Tal concepção coloca em suspensão a postura evolucionista que tanto marcou o século XIX. O “em-trânsito” pode dizer dos limites da visão naturalista, que se manteve na crença de que, mesmo ainda não tendo instrumentos para compreender a exuberância do Novo Mundo, com o evoluir da ciência, viria o momento em que, como a máquina do mundo de Carlos Drummond de Andrade,106 tudo iria se explicar.
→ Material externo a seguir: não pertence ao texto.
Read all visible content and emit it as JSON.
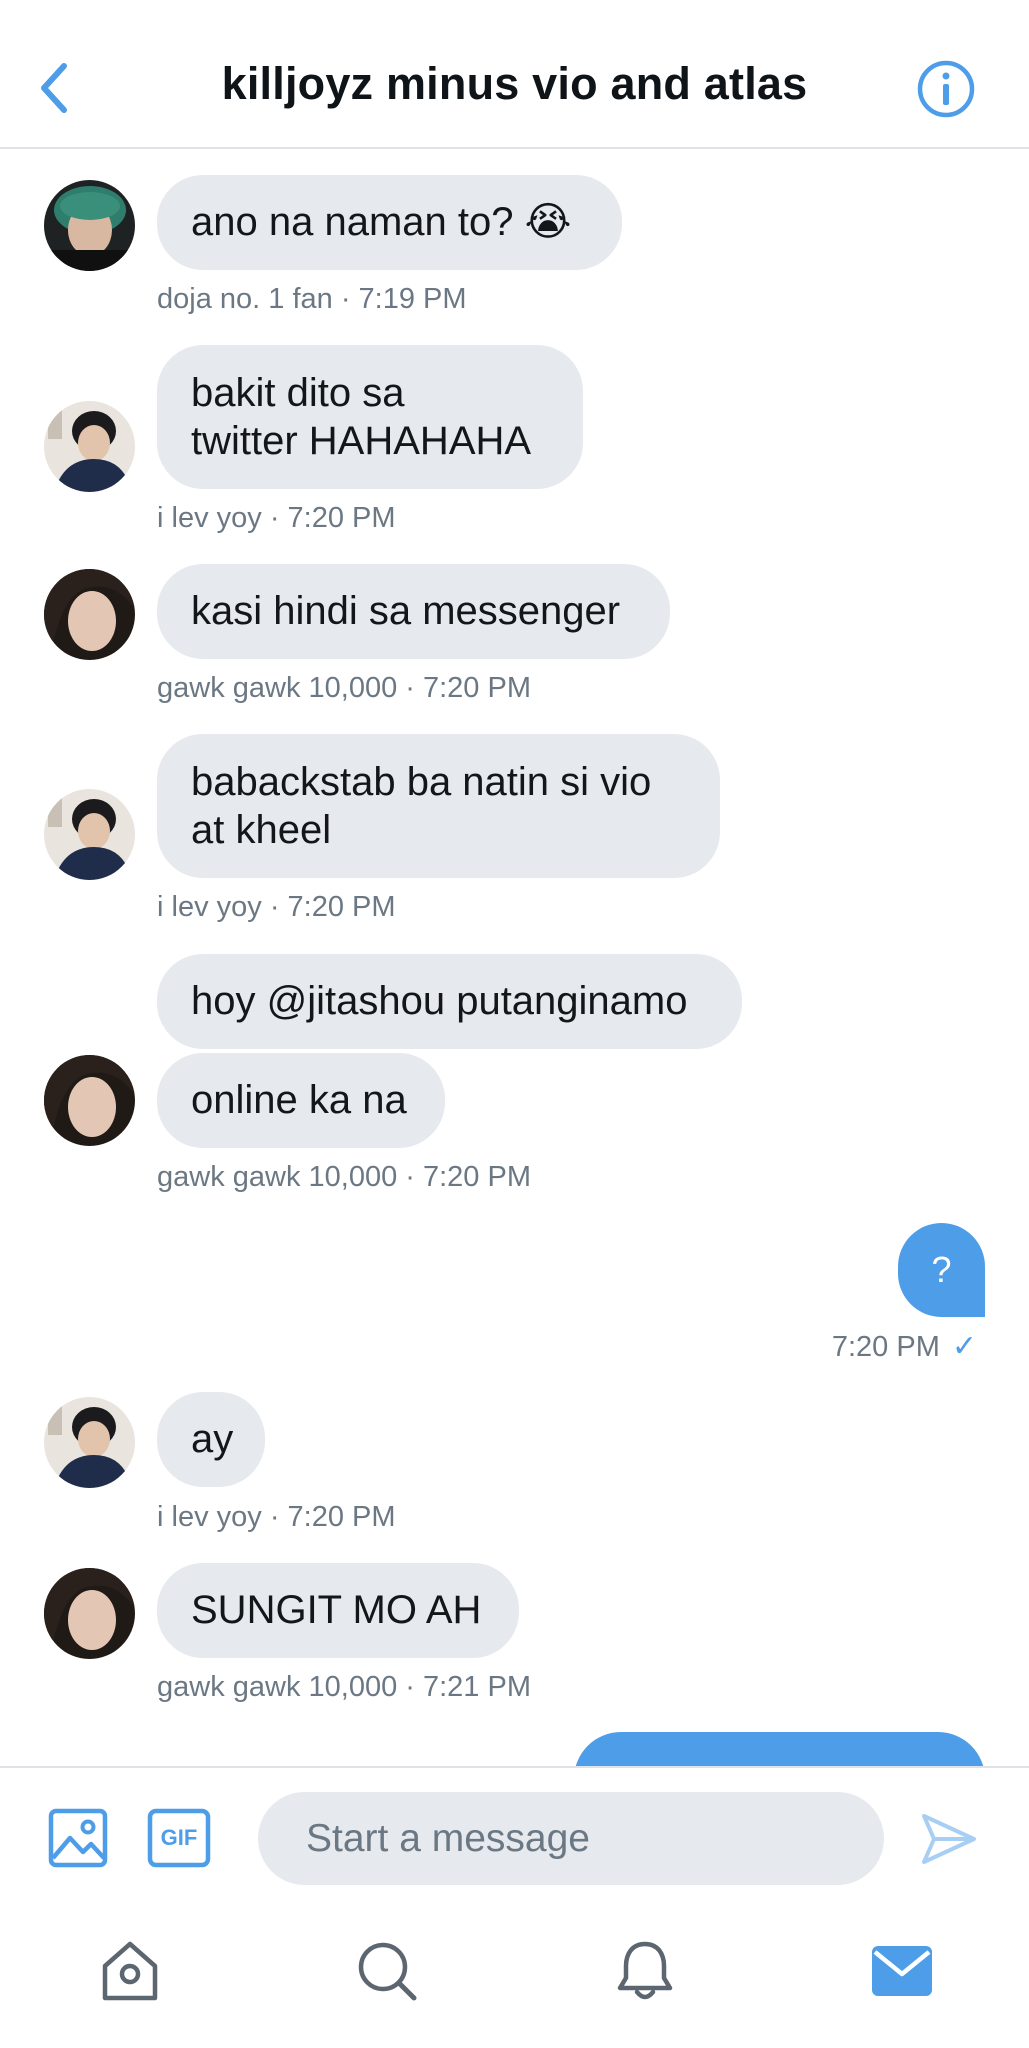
{
  "header": {
    "title": "killjoyz minus vio and atlas",
    "back_icon": "chevron-left-icon",
    "info_icon": "info-icon"
  },
  "colors": {
    "accent": "#4d9de8",
    "incoming_bubble": "#e6e9ee",
    "meta_text": "#6b7884"
  },
  "messages": [
    {
      "text_line1": "ano na naman to?",
      "emoji": "😭",
      "meta": "doja no. 1 fan · 7:19 PM"
    },
    {
      "text_line1": "bakit dito sa",
      "text_line2": "twitter HAHAHAHA",
      "meta": "i lev yoy · 7:20 PM"
    },
    {
      "text_line1": "kasi hindi sa messenger",
      "meta": "gawk gawk 10,000 · 7:20 PM"
    },
    {
      "text_line1": "babackstab ba natin si vio",
      "text_line2": "at kheel",
      "meta": "i lev yoy · 7:20 PM"
    },
    {
      "text_line1": "hoy @jitashou putanginamo",
      "text_line2": "online ka na",
      "meta": "gawk gawk 10,000 · 7:20 PM"
    },
    {
      "outgoing": true,
      "text_line1": "?",
      "meta": "7:20 PM",
      "status": "✓"
    },
    {
      "text_line1": "ay",
      "meta": "i lev yoy · 7:20 PM"
    },
    {
      "text_line1": "SUNGIT MO AH",
      "meta": "gawk gawk 10,000 · 7:21 PM"
    }
  ],
  "composer": {
    "placeholder": "Start a message",
    "gif_label": "GIF",
    "media_icon": "image-icon",
    "send_icon": "send-icon"
  },
  "tabbar": [
    "home-icon",
    "search-icon",
    "notifications-icon",
    "messages-icon"
  ]
}
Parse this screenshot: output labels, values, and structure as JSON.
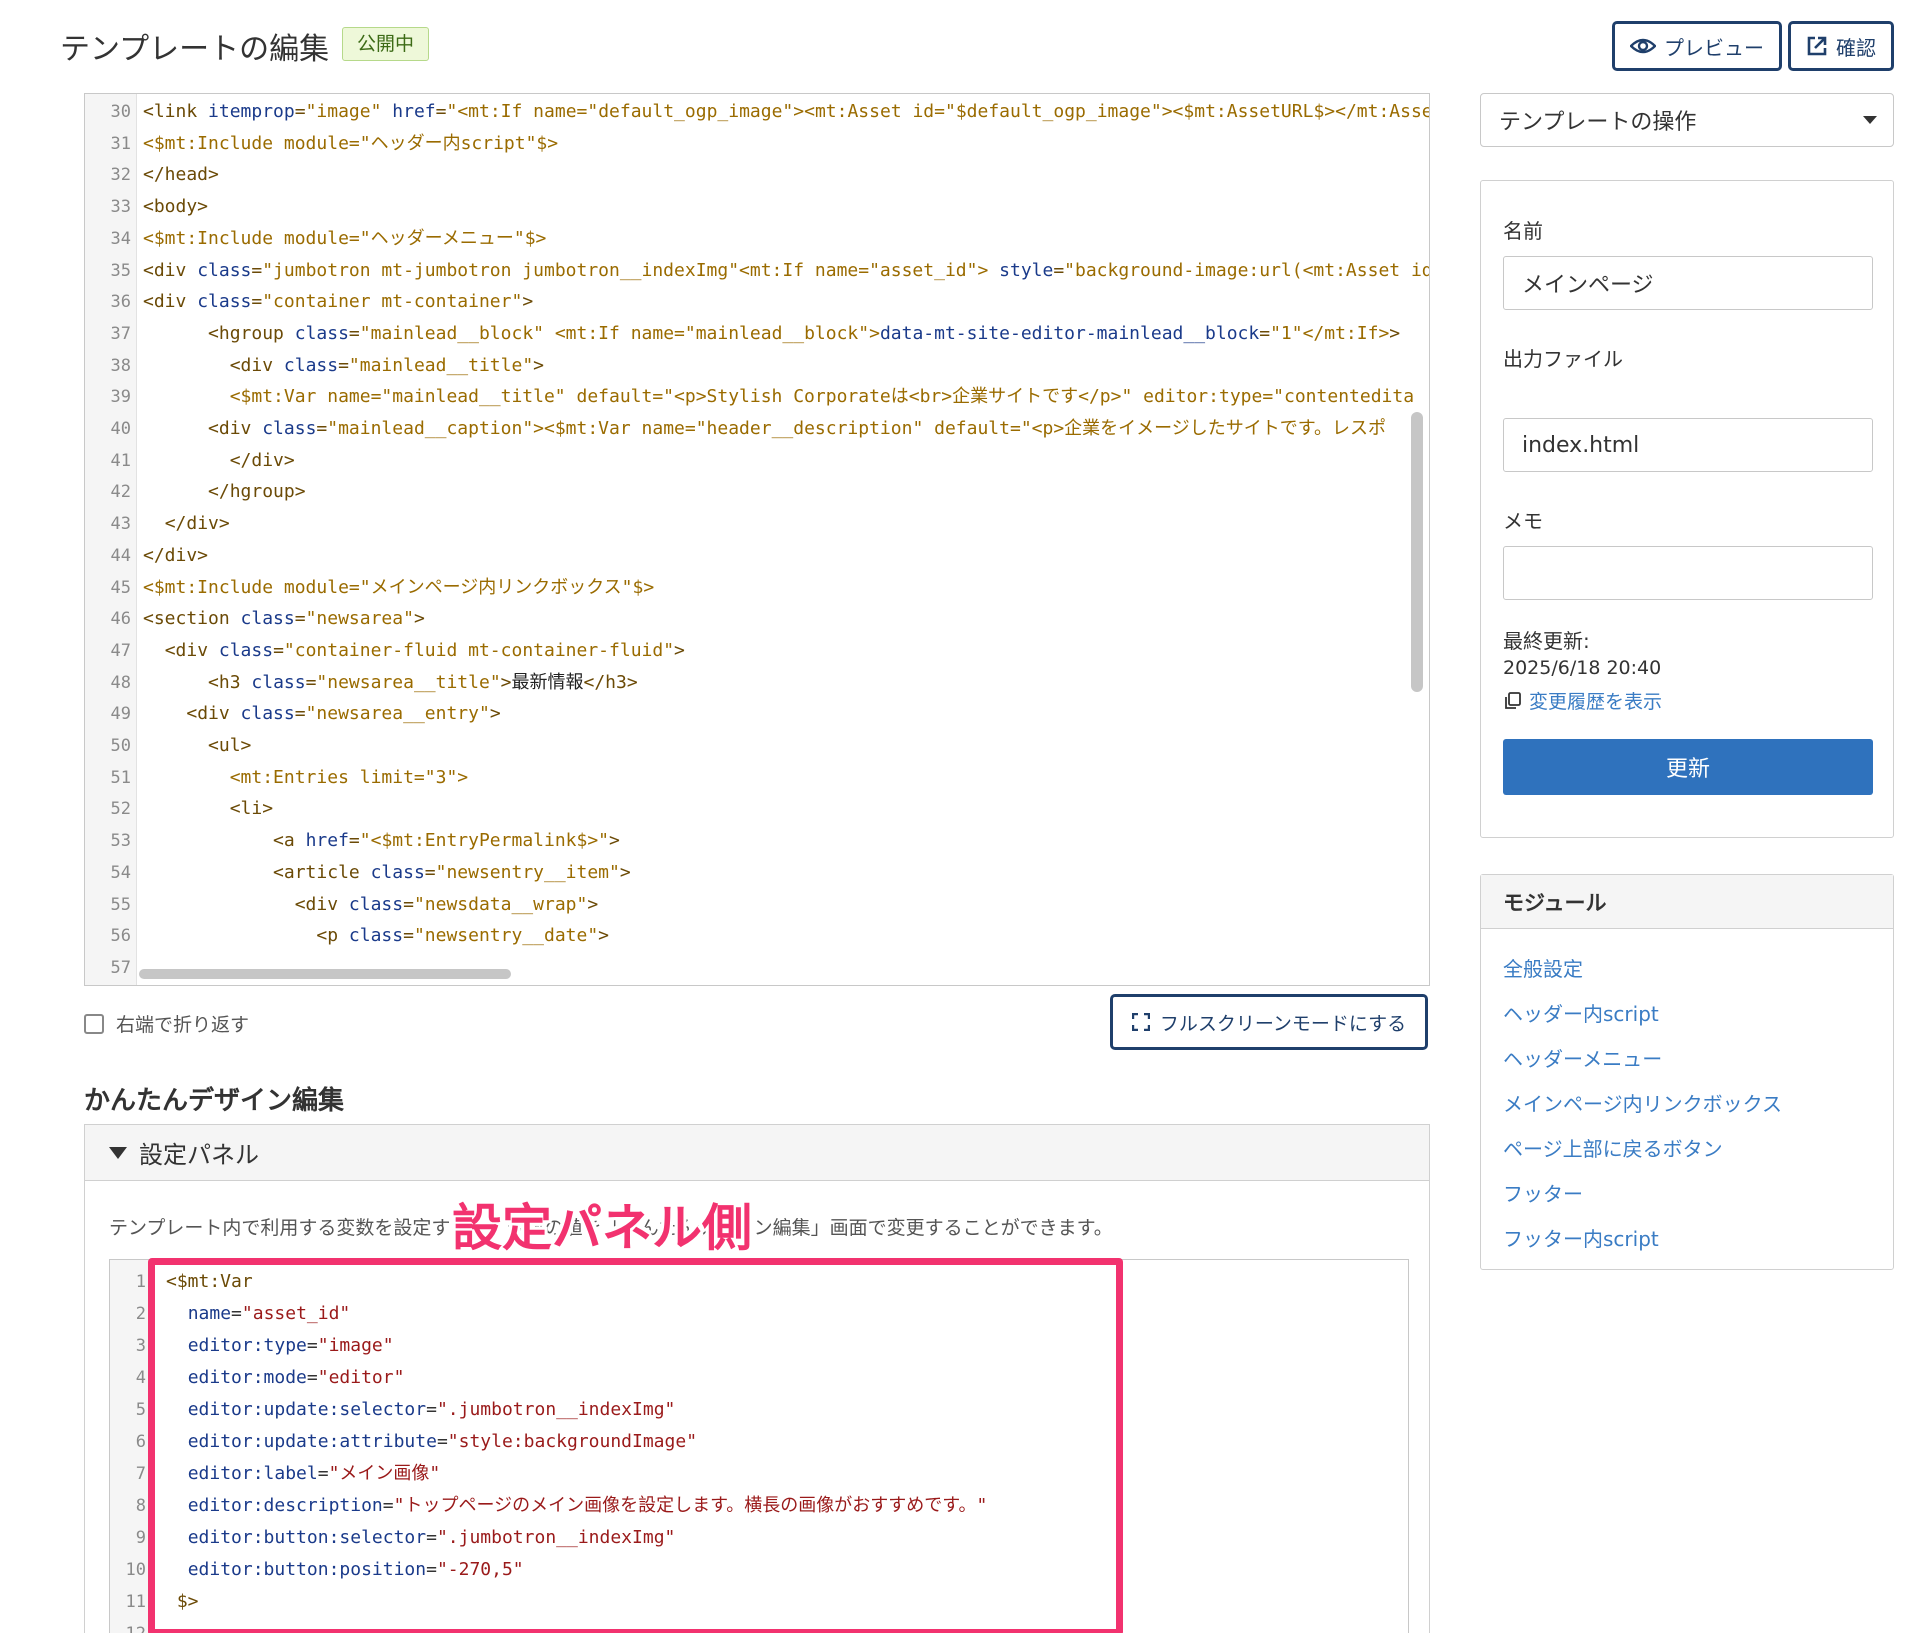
{
  "header": {
    "title": "テンプレートの編集",
    "status_badge": "公開中",
    "preview_label": "プレビュー",
    "confirm_label": "確認"
  },
  "editor": {
    "lines": [
      {
        "n": "30",
        "html": "<span class=\"tag\">&lt;link </span><span class=\"attr\">itemprop</span>=<span class=\"val\">\"image\"</span> <span class=\"attr\">href</span>=<span class=\"val\">\"&lt;mt:If name=\"default_ogp_image\"&gt;&lt;mt:Asset id=\"$default_ogp_image\"&gt;&lt;$mt:AssetURL$&gt;&lt;/mt:Asset</span>"
      },
      {
        "n": "31",
        "html": "<span class=\"val\">&lt;$mt:Include module=\"ヘッダー内script\"$&gt;</span>"
      },
      {
        "n": "32",
        "html": "<span class=\"tag\">&lt;/head&gt;</span>"
      },
      {
        "n": "33",
        "html": "<span class=\"tag\">&lt;body&gt;</span>"
      },
      {
        "n": "34",
        "html": "<span class=\"val\">&lt;$mt:Include module=\"ヘッダーメニュー\"$&gt;</span>"
      },
      {
        "n": "35",
        "html": "<span class=\"tag\">&lt;div </span><span class=\"attr\">class</span>=<span class=\"val\">\"jumbotron mt-jumbotron jumbotron__indexImg\"&lt;mt:If name=\"asset_id\"&gt;</span> <span class=\"attr\">style</span>=<span class=\"val\">\"background-image:url(&lt;mt:Asset id=</span>"
      },
      {
        "n": "36",
        "html": "<span class=\"tag\">&lt;div </span><span class=\"attr\">class</span>=<span class=\"val\">\"container mt-container\"</span><span class=\"tag\">&gt;</span>"
      },
      {
        "n": "37",
        "html": "      <span class=\"tag\">&lt;hgroup </span><span class=\"attr\">class</span>=<span class=\"val\">\"mainlead__block\" &lt;mt:If name=\"mainlead__block\"&gt;</span><span class=\"attr\">data-mt-site-editor-mainlead__block</span>=<span class=\"val\">\"1\"&lt;/mt:If&gt;</span><span class=\"tag\">&gt;</span>"
      },
      {
        "n": "38",
        "html": "        <span class=\"tag\">&lt;div </span><span class=\"attr\">class</span>=<span class=\"val\">\"mainlead__title\"</span><span class=\"tag\">&gt;</span>"
      },
      {
        "n": "39",
        "html": "        <span class=\"val\">&lt;$mt:Var name=\"mainlead__title\" default=\"&lt;p&gt;Stylish Corporateは&lt;br&gt;企業サイトです&lt;/p&gt;\" editor:type=\"contentedita</span>"
      },
      {
        "n": "40",
        "html": "      <span class=\"tag\">&lt;div </span><span class=\"attr\">class</span>=<span class=\"val\">\"mainlead__caption\"&gt;&lt;$mt:Var name=\"header__description\" default=\"&lt;p&gt;企業をイメージしたサイトです。レスポ</span>"
      },
      {
        "n": "41",
        "html": "        <span class=\"tag\">&lt;/div&gt;</span>"
      },
      {
        "n": "42",
        "html": "      <span class=\"tag\">&lt;/hgroup&gt;</span>"
      },
      {
        "n": "43",
        "html": "  <span class=\"tag\">&lt;/div&gt;</span>"
      },
      {
        "n": "44",
        "html": "<span class=\"tag\">&lt;/div&gt;</span>"
      },
      {
        "n": "45",
        "html": "<span class=\"val\">&lt;$mt:Include module=\"メインページ内リンクボックス\"$&gt;</span>"
      },
      {
        "n": "46",
        "html": "<span class=\"tag\">&lt;section </span><span class=\"attr\">class</span>=<span class=\"val\">\"newsarea\"</span><span class=\"tag\">&gt;</span>"
      },
      {
        "n": "47",
        "html": "  <span class=\"tag\">&lt;div </span><span class=\"attr\">class</span>=<span class=\"val\">\"container-fluid mt-container-fluid\"</span><span class=\"tag\">&gt;</span>"
      },
      {
        "n": "48",
        "html": "      <span class=\"tag\">&lt;h3 </span><span class=\"attr\">class</span>=<span class=\"val\">\"newsarea__title\"</span><span class=\"tag\">&gt;</span><span style=\"color:#222\">最新情報</span><span class=\"tag\">&lt;/h3&gt;</span>"
      },
      {
        "n": "49",
        "html": "    <span class=\"tag\">&lt;div </span><span class=\"attr\">class</span>=<span class=\"val\">\"newsarea__entry\"</span><span class=\"tag\">&gt;</span>"
      },
      {
        "n": "50",
        "html": "      <span class=\"tag\">&lt;ul&gt;</span>"
      },
      {
        "n": "51",
        "html": "        <span class=\"val\">&lt;mt:Entries limit=\"3\"&gt;</span>"
      },
      {
        "n": "52",
        "html": "        <span class=\"tag\">&lt;li&gt;</span>"
      },
      {
        "n": "53",
        "html": "            <span class=\"tag\">&lt;a </span><span class=\"attr\">href</span>=<span class=\"val\">\"&lt;$mt:EntryPermalink$&gt;\"</span><span class=\"tag\">&gt;</span>"
      },
      {
        "n": "54",
        "html": "            <span class=\"tag\">&lt;article </span><span class=\"attr\">class</span>=<span class=\"val\">\"newsentry__item\"</span><span class=\"tag\">&gt;</span>"
      },
      {
        "n": "55",
        "html": "              <span class=\"tag\">&lt;div </span><span class=\"attr\">class</span>=<span class=\"val\">\"newsdata__wrap\"</span><span class=\"tag\">&gt;</span>"
      },
      {
        "n": "56",
        "html": "                <span class=\"tag\">&lt;p </span><span class=\"attr\">class</span>=<span class=\"val\">\"newsentry__date\"</span><span class=\"tag\">&gt;</span>"
      },
      {
        "n": "57",
        "html": ""
      }
    ]
  },
  "below_editor": {
    "wrap_label": "右端で折り返す",
    "fullscreen_label": "フルスクリーンモードにする",
    "section_title": "かんたんデザイン編集"
  },
  "settings_panel": {
    "title": "設定パネル",
    "description": "テンプレート内で利用する変数を設定すると、変数の値を「かんたんデザイン編集」画面で変更することができます。",
    "annotation": "設定パネル側",
    "lines": [
      {
        "n": "1",
        "html": "<span class=\"in-tag\">&lt;$mt:Var</span>"
      },
      {
        "n": "2",
        "html": "  <span class=\"in-attr\">name</span>=<span class=\"in-val\">\"asset_id\"</span>"
      },
      {
        "n": "3",
        "html": "  <span class=\"in-attr\">editor:type</span>=<span class=\"in-val\">\"image\"</span>"
      },
      {
        "n": "4",
        "html": "  <span class=\"in-attr\">editor:mode</span>=<span class=\"in-val\">\"editor\"</span>"
      },
      {
        "n": "5",
        "html": "  <span class=\"in-attr\">editor:update:selector</span>=<span class=\"in-val\">\".jumbotron__indexImg\"</span>"
      },
      {
        "n": "6",
        "html": "  <span class=\"in-attr\">editor:update:attribute</span>=<span class=\"in-val\">\"style:backgroundImage\"</span>"
      },
      {
        "n": "7",
        "html": "  <span class=\"in-attr\">editor:label</span>=<span class=\"in-val\">\"メイン画像\"</span>"
      },
      {
        "n": "8",
        "html": "  <span class=\"in-attr\">editor:description</span>=<span class=\"in-val\">\"トップページのメイン画像を設定します。横長の画像がおすすめです。\"</span>"
      },
      {
        "n": "9",
        "html": "  <span class=\"in-attr\">editor:button:selector</span>=<span class=\"in-val\">\".jumbotron__indexImg\"</span>"
      },
      {
        "n": "10",
        "html": "  <span class=\"in-attr\">editor:button:position</span>=<span class=\"in-val\">\"-270,5\"</span>"
      },
      {
        "n": "11",
        "html": " <span class=\"in-tag\">$&gt;</span>"
      },
      {
        "n": "12",
        "html": ""
      }
    ]
  },
  "sidebar": {
    "ops_label": "テンプレートの操作",
    "name_label": "名前",
    "name_value": "メインページ",
    "output_label": "出力ファイル",
    "output_value": "index.html",
    "memo_label": "メモ",
    "memo_value": "",
    "updated_label": "最終更新:",
    "updated_value": "2025/6/18 20:40",
    "history_link": "変更履歴を表示",
    "update_button": "更新",
    "modules_title": "モジュール",
    "modules": [
      "全般設定",
      "ヘッダー内script",
      "ヘッダーメニュー",
      "メインページ内リンクボックス",
      "ページ上部に戻るボタン",
      "フッター",
      "フッター内script"
    ]
  },
  "colors": {
    "accent_blue": "#2f72bd",
    "annotation_pink": "#f2326f",
    "navy_border": "#1f3f6b",
    "badge_green_bg": "#eef8d9"
  }
}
A análise que pretendo sustentar está, como se percebe, indo por outro caminho, aquele que toma como ponto de partida o próprio inacabamento. Esse não só diz respeito a um suposto “fim”, ao qual o movimento se dirige, pois está presente no próprio início, já é esse, que também é “inacabado”.

Assim, em contraponto a uma visão recheada da especulação de que, um dia, ao se entender o desenvolvimento dos fenômenos naturais, ter-se-ia uma explicação definitiva para o surgimento da própria natureza, vou assumir uma posição orientada pelo método genealógico de matiz nietzschiano, o que busca as “origens” não propriamente para se obter uma explicação definitiva para o fenômeno que se propõe a estudar, mas sim para verificar as condições que possibilitaram o seu aparecimento dentro da história. A história entendida como devir, a meu ver, ajuda a colocar o estudioso dentro de uma perspectiva que não faça pouco caso da história, mas evita torná-lo cativo de certo “cronologismo”.